Key details & how the model is expected to work
- Each token (ARC) will purportedly be issued only when an equivalent amount of Indian Government Securities (G-Secs) or Treasury Bills are bought. Thus, supply of ARC = backed by sovereign assets.
- The token is designed to mirror the Indian Rupee value (1:1 or close to) and to function within India’s regulatory framework rather than just floating purely as a crypto-asset.
- The architecture: The RBI’s Digital Rupee remains the settlement layer, while ARC is a “programmable” layer built by regulated private parties (Polygon + Anq) under supervision. This is being described as a “twin-rupee” system.
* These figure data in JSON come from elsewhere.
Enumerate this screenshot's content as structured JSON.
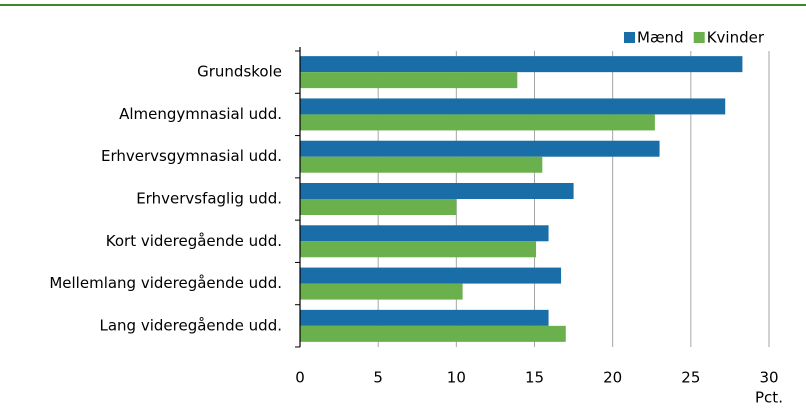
{
  "chart_data": {
    "type": "hbar",
    "categories": [
      "Grundskole",
      "Almengymnasial udd.",
      "Erhvervsgymnasial udd.",
      "Erhvervsfaglig udd.",
      "Kort videregående udd.",
      "Mellemlang videregående udd.",
      "Lang videregående udd."
    ],
    "series": [
      {
        "name": "Mænd",
        "color": "#1a6ea8",
        "values": [
          28.3,
          27.2,
          23.0,
          17.5,
          15.9,
          16.7,
          15.9
        ]
      },
      {
        "name": "Kvinder",
        "color": "#6ab04c",
        "values": [
          13.9,
          22.7,
          15.5,
          10.0,
          15.1,
          10.4,
          17.0
        ]
      }
    ],
    "x_label": "Pct.",
    "xlim": [
      0,
      30
    ],
    "xticks": [
      0,
      5,
      10,
      15,
      20,
      25,
      30
    ],
    "grid": true,
    "legend": "top-right"
  }
}
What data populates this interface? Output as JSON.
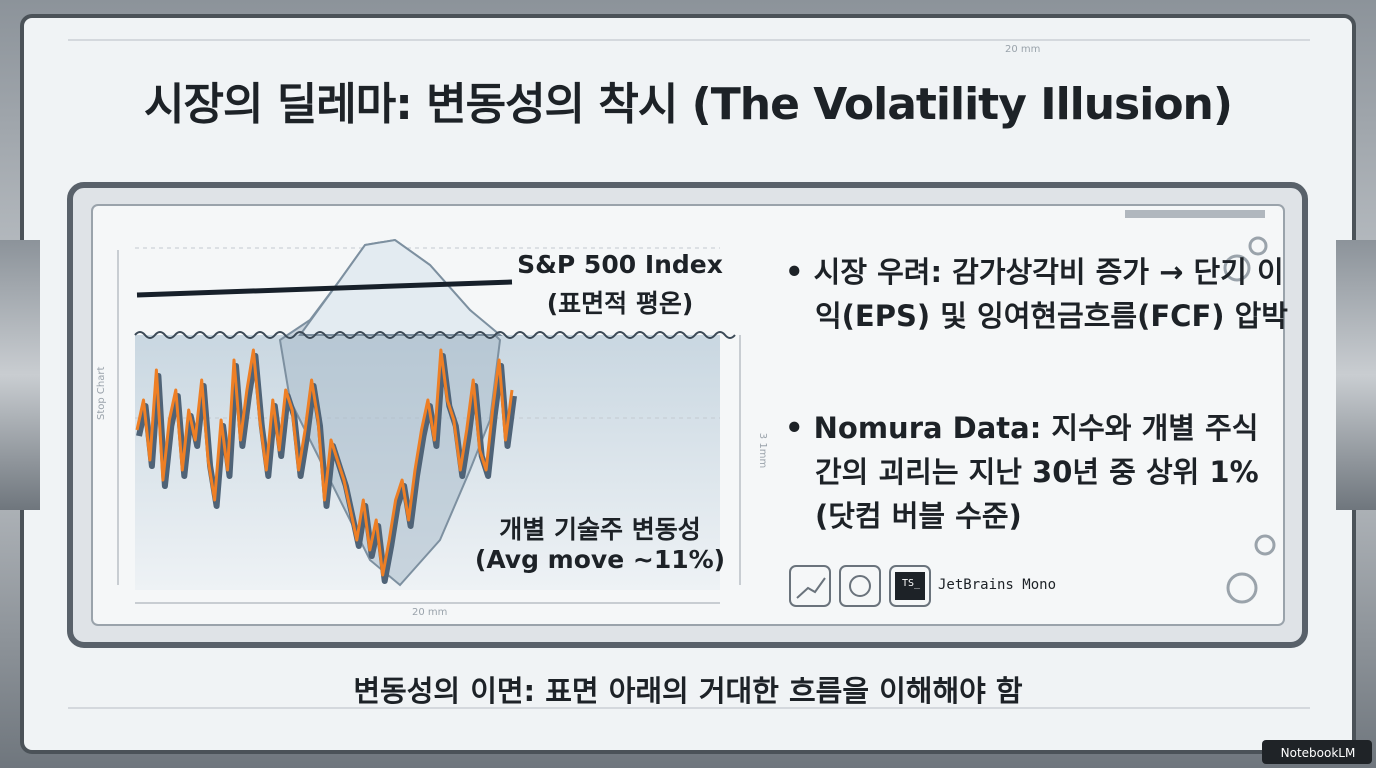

Challenges & considerations
- Regulatory clarity: Even with backing by government securities, stablecoins in India still face regulation under payments, securities, and crypto laws. The exact regulatory status will need to be clarified.
- Centralisation vs decentralisation trade-off: Some in the crypto community argue that a sovereign-backed token may lose advantages of decentralisation (permissionless access, censorship resistance). The model may lean more towards regulated digital asset rather than “crypto as usual.”
- Execution risk: Tokenising government securities, ensuring reserves, audits, redemption rights, transparency — all these are non-trivial. Mistakes could erode trust.
- Market acceptance: Will users, businesses adopt this token vs existing stablecoins/digital rupee? Liquidity, ease of access, integration with payment systems will matter.
- Monetary policy implications: If private-issued tokens backed by sovereign assets become large, questions may arise about how they interact with central bank policy, money supply, banking regulation.
What this could mean for India & globally
- For India: Potentially a major step in digital finance infrastructure, enabling more efficient payments, lower transaction costs, improved financial inclusion, and a stronger digital currency ecosystem.
- For stablecoins globally: This model could be replicated — sovereign assets backing stablecoins, rather than private reserves — leading to “national stablecoins” or asset-backed tokens in other jurisdictions.
- For crypto and DeFi: Could blur lines between traditional finance (TradFi) and decentralized finance (DeFi). The token may be more “reg-fi” (regulated finance) than pure DeFi.
- For global reserve currency dynamics: If many countries move toward sovereign-backed digital tokens, there may be less dominance of dollar-backed stablecoins in cross-border flows.
Final thoughts
The project by Polygon and Anq to develop a sovereign-backed Indian stablecoin (ARC) marks a potentially significant inflection in how digital tokens are structured and regulated — especially in emerging markets like India. While many details remain to be fleshed out (regulation, launch timeline, adoption, technology), the backing by government securities sets it apart from prior stablecoin models.